The cook was amazing and we had three, two course meals daily, even if we weren’t that hungry. Overall the food was great. We had porridge, toast, sausages, coffee, eggs, and tea for breakfast. A packed lunch most days, but in one case a hot lunch of potatoes, pasta, and steamed vegtables. The dinners were different everyday with mostly a focus on carbs to keep us topped up on energy for the next day. There was always more than enough water and you can fill up at most stops along the route. Hats off to any Kilimanjaro chefs reading this post, you rock and thank you!
Our trek was five days and four nights in total. The route is called the Marangu and is one of the fastest with the nickname Coca-Cola for those who are familiar with the mountain. The success rate is 75% and the lowest of all routes. This is because you really do not have sufficient time to acclimatize properly and are bound to feel the effects of altitude on the summit attempt. This however does not seem to deter most people, including myself. If I were to do it again I would most likely go for the Machame Route, which gives you an extra two days to acclimatize and has a less intense summit attempt.

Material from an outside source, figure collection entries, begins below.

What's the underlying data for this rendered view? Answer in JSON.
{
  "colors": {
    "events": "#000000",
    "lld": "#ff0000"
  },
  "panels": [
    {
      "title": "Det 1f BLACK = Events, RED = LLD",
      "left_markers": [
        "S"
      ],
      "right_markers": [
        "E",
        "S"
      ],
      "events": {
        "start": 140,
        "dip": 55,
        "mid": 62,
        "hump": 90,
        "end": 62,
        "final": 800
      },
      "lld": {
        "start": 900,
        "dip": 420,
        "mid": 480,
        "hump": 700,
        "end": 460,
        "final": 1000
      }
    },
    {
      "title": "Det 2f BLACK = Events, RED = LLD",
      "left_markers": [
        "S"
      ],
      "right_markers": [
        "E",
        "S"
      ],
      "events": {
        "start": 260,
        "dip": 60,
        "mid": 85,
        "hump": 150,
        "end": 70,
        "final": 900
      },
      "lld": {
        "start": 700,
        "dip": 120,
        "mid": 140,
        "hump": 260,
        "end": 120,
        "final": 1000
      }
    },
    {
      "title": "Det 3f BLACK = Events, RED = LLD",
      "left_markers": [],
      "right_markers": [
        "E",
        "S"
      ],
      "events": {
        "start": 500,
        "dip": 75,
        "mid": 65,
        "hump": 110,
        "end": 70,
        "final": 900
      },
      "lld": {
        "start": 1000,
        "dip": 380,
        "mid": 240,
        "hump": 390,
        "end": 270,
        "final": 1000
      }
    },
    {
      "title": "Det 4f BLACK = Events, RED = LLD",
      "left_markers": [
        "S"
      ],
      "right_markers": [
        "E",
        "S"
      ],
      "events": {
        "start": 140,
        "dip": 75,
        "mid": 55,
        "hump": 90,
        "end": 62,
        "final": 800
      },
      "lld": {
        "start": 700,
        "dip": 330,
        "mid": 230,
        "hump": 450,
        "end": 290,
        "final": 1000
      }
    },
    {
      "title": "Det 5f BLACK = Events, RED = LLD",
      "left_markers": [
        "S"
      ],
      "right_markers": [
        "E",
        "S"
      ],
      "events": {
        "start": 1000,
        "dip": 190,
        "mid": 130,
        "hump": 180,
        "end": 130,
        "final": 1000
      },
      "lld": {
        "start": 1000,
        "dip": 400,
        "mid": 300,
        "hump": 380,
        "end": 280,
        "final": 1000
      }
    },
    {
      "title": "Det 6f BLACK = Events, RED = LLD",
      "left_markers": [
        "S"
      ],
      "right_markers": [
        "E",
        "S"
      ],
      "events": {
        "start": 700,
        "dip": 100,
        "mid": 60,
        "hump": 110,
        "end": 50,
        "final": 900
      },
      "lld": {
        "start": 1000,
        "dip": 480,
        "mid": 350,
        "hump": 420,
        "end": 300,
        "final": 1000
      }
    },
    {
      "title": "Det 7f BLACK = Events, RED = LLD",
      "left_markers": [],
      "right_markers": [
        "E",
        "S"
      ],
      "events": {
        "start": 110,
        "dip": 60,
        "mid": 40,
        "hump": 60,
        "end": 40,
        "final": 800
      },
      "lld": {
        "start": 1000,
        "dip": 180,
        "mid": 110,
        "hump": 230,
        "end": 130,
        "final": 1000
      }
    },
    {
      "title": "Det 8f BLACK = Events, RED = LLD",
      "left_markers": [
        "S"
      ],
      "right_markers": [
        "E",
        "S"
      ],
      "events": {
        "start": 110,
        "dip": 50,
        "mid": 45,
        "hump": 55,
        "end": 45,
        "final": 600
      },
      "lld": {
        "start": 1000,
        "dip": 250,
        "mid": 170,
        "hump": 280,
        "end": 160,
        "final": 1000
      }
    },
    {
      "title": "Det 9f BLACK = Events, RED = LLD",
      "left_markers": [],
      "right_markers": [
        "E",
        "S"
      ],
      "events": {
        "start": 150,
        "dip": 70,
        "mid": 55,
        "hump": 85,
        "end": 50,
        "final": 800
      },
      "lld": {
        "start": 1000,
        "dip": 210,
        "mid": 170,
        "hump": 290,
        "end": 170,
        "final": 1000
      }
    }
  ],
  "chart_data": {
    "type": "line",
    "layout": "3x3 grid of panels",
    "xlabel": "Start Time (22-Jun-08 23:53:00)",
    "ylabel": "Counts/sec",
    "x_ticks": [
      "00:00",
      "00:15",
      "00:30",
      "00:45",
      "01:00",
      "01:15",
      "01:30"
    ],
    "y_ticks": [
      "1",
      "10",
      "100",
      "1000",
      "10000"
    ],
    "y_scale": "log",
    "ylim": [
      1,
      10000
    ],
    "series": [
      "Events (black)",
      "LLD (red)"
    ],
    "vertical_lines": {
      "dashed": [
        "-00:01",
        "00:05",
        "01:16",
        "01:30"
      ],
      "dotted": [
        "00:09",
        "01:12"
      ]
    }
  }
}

In total it took us 7 excruciating hours to reach the summit. I was lucky and had somewhat prepared myself for the challenge. With deep consistent breathing, sugar (in the form of Snickers) and lots of water I was able to make the 5,750 meter mark (Gilman’s Point) without any real tough effects of altitude sickness. The last 150 meters though really took its toll. I was exhausted and began to feel the effects quickly. At that point I had not slept in over 24 hours, and in that time frame, hiked 17km with a 2,000m vertical gain. My muscles were weaning, especially my legs. I needed to rest. It took an hour and a half to walk the 1km from Gilman’s Point to Uhuru Peak and the summit. My head began to pound and every ten steps I would stop to breathe, then continue, stop, continue. It was an incredible challenge to walk such a short distance. One you cannot prepare for, one you must only endure.

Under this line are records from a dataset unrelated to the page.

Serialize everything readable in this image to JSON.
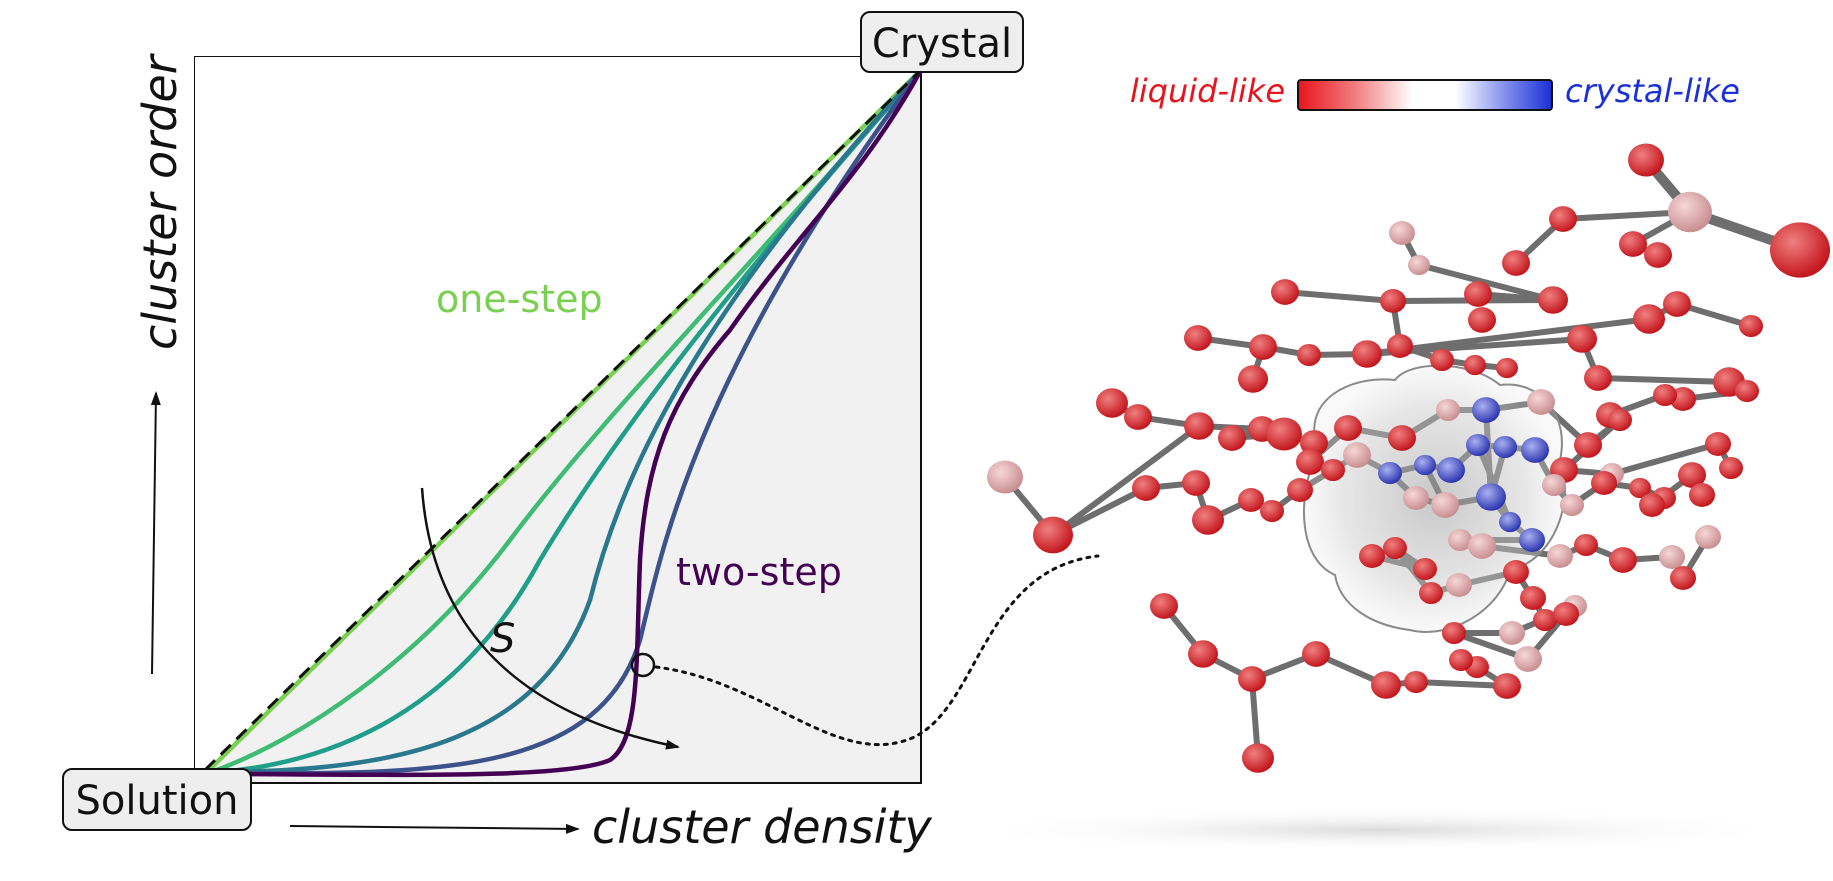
{
  "diagram": {
    "state_solution": "Solution",
    "state_crystal": "Crystal",
    "xlabel": "cluster density",
    "ylabel": "cluster order",
    "label_one_step": "one-step",
    "label_two_step": "two-step",
    "param_label": "S",
    "pathway_colors": [
      "#7ad151",
      "#3fbc73",
      "#1f9e89",
      "#2a788e",
      "#3b528b",
      "#440154"
    ],
    "label_one_step_color": "#7ad151",
    "label_two_step_color": "#440154"
  },
  "colorbar": {
    "low_label": "liquid-like",
    "high_label": "crystal-like",
    "low_color": "#e8141c",
    "mid_color": "#ffffff",
    "high_color": "#1a2fd6"
  }
}
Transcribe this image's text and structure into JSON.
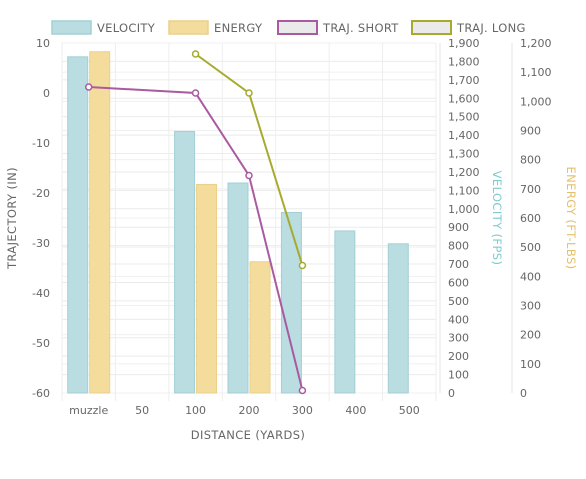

We had an incredible group with great guides. We shared laughs, tears, silence, sickness, and overall, the determination to complete a common goal, summit Mt. Kilimanjaro and reach the rooftop of the African continent.

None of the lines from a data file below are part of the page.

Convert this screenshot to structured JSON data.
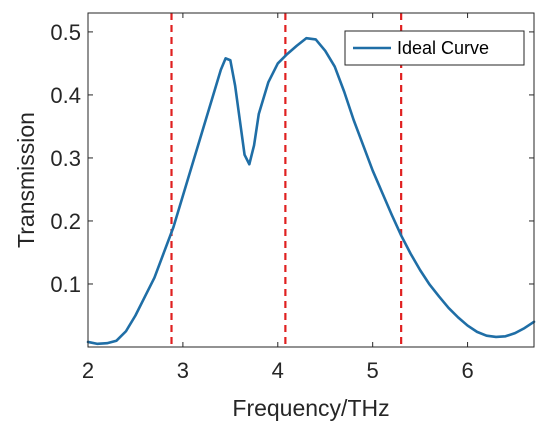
{
  "chart_data": {
    "type": "line",
    "title": "",
    "xlabel": "Frequency/THz",
    "ylabel": "Transmission",
    "xlim": [
      2,
      6.7
    ],
    "ylim": [
      0,
      0.53
    ],
    "xticks": [
      2,
      3,
      4,
      5,
      6
    ],
    "yticks": [
      0.1,
      0.2,
      0.3,
      0.4,
      0.5
    ],
    "xtick_labels": [
      "2",
      "3",
      "4",
      "5",
      "6"
    ],
    "ytick_labels": [
      "0.1",
      "0.2",
      "0.3",
      "0.4",
      "0.5"
    ],
    "grid": false,
    "legend_position": "top-right",
    "series": [
      {
        "name": "Ideal Curve",
        "color": "#1f6ea6",
        "x": [
          2.0,
          2.1,
          2.2,
          2.3,
          2.4,
          2.5,
          2.6,
          2.7,
          2.8,
          2.9,
          3.0,
          3.1,
          3.2,
          3.3,
          3.4,
          3.45,
          3.5,
          3.55,
          3.6,
          3.65,
          3.7,
          3.75,
          3.8,
          3.9,
          4.0,
          4.1,
          4.2,
          4.3,
          4.4,
          4.5,
          4.6,
          4.7,
          4.8,
          4.9,
          5.0,
          5.1,
          5.2,
          5.3,
          5.4,
          5.5,
          5.6,
          5.7,
          5.8,
          5.9,
          6.0,
          6.1,
          6.2,
          6.3,
          6.4,
          6.5,
          6.6,
          6.7
        ],
        "y": [
          0.008,
          0.005,
          0.006,
          0.01,
          0.025,
          0.05,
          0.08,
          0.11,
          0.15,
          0.19,
          0.24,
          0.29,
          0.34,
          0.39,
          0.44,
          0.458,
          0.455,
          0.415,
          0.36,
          0.305,
          0.29,
          0.32,
          0.37,
          0.42,
          0.45,
          0.465,
          0.478,
          0.49,
          0.488,
          0.47,
          0.445,
          0.405,
          0.36,
          0.32,
          0.28,
          0.245,
          0.21,
          0.177,
          0.148,
          0.122,
          0.099,
          0.08,
          0.062,
          0.047,
          0.034,
          0.024,
          0.018,
          0.016,
          0.017,
          0.022,
          0.03,
          0.04
        ]
      }
    ],
    "vlines": {
      "color": "#e02020",
      "style": "dashed",
      "x": [
        2.88,
        4.08,
        5.3
      ]
    }
  }
}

I believe that endurance is the key to any physical conquest. As cheesy as it sounds, the trick is to force yourself to stick with it and attack the task at hand no matter how badly your body is screaming for you to quit. Conserve your energy and go slowly. It is not a race, and even if it was, the turtle will always beat the hare. Any high altitude climbing presents a different set of challenges to that of more technical climbs. With Kilimanjaro I think the best way to reach the summit is to pick your route accordingly and not underestimate the difficulties of walking at 5,895 meters above sea level.
"Almost there man, one step after the other, breathe."